We paddled out in the flat-bottomed dinghy, taking forever to go a hundred yards. He scoured the shore as he rowed. I should have known what he was looking for. Birds: the creatures that had kept all his mother’s demons at bay. He’d always been interested in them. But interest had turned to love, deep in his spine, as he trained on the print of her brain.

A sleek, gray form shot across our bow. He waved me to stop paddling. The first notes of distress in days tinged my son’s voice. Who is he, Dad? Who is he? I couldn’t see!

A resident so common even I knew its name. “Junco, I think.”

Dark-eyed or slate? He turned to me, sure I could tell him. I couldn’t. His mother spoke, up close to my ear. The robin is my favorite bird.

We rowed some more, the slowest form of transportation known to humankind. In deeper water, he lifted his paddle. Could you take over, Dad? I’m kind of preoccupied.

I worked from the stern, passing my paddle from side to side to keep us from spinning. A butterfly more staggering than any stained-glass window landed on Robin’s downy forearm where he rested it on the boat. Robin held his breath, letting the visitor stumble, fly, and land again on his face. It walked across his closed eyes before flying away.

Robbie lay back against the gunwales and appraised the sky. His eyes sought out all the thousands of points of light from our night in the Smokies, every one of them still up there but erased by the light of day. The two of us glided underneath invisible stars, crossing the placid lake in an inflatable boat.

I’d imagined we were alone.
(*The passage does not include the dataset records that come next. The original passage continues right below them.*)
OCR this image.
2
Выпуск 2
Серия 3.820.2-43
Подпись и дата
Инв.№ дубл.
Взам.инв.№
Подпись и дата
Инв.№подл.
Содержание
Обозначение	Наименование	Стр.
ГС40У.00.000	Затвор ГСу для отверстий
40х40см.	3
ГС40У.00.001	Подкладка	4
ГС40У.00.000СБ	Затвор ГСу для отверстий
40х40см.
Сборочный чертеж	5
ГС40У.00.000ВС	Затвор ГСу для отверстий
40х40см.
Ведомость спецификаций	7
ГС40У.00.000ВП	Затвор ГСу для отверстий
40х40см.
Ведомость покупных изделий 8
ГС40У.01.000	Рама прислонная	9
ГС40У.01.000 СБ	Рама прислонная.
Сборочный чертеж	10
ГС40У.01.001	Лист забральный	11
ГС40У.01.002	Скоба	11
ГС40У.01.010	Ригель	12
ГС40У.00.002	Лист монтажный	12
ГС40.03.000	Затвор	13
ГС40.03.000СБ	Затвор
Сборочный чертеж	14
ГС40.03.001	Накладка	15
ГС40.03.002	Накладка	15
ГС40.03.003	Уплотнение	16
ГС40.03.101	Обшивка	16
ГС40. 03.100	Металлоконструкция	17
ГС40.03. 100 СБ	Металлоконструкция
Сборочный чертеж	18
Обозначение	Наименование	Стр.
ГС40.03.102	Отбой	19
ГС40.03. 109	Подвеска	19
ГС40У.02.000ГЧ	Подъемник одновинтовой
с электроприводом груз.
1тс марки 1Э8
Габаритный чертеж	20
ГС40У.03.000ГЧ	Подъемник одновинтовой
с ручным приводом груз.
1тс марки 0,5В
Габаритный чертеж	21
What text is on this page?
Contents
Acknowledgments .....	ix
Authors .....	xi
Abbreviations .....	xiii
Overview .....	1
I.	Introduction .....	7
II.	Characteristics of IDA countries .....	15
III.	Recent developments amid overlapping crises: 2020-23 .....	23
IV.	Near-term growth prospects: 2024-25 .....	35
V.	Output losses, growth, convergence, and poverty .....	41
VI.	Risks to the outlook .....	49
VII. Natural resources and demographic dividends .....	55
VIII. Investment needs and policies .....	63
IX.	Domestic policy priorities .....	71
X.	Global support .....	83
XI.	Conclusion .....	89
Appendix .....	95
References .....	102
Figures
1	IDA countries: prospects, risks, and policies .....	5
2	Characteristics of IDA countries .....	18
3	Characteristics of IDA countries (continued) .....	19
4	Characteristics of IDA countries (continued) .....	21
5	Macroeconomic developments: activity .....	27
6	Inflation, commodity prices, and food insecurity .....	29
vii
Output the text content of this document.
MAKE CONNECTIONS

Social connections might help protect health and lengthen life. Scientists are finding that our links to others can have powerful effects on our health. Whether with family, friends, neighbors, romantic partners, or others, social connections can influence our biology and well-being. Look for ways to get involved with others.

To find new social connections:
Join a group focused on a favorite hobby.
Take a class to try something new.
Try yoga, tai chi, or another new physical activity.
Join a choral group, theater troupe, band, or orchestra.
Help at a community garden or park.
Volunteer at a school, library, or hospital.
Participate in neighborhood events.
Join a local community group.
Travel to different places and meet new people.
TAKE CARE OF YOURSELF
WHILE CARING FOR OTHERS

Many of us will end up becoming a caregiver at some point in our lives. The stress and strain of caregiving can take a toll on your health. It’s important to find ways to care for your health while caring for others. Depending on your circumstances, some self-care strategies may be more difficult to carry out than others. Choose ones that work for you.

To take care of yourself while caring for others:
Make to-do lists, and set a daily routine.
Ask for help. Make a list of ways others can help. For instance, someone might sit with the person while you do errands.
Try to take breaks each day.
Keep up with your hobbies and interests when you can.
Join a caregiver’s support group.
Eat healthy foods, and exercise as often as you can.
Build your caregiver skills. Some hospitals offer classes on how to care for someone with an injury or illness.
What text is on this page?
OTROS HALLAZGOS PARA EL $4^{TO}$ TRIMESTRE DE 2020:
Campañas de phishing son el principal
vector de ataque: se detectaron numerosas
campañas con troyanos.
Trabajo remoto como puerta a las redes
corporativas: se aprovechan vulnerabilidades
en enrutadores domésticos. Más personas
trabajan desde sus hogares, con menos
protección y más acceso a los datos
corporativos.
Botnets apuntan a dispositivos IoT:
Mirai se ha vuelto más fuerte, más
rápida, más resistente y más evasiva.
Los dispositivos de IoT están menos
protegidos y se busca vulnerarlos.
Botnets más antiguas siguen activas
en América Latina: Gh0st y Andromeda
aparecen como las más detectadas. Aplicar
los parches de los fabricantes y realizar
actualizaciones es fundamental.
But the more I watched Robin, the more I joined the party. Flying things, swimming things, things skating across the lake’s surface. Things that branched over the shore and fed the water with rains of living tissue. Chatter from every compass point, like some avant-garde piece for a chorus of random radios. And one enormous life in the boat’s bow, a thing that was me but wasn’t. When he spoke, I startled so hard I almost capsized us.

Do you remember that day?

He’d left me far behind. “What day, Robbie?”

The day you two recorded your feelings?

I remembered it with weird precision. How Aly and I craved each other afterward. How we locked ourselves in our room. How she wouldn’t tell me the source of her ecstasy. How she’d called through the closed door to reassure our son that everything and everyone were so okay.

There was something funny about the two of you. You were both acting strange.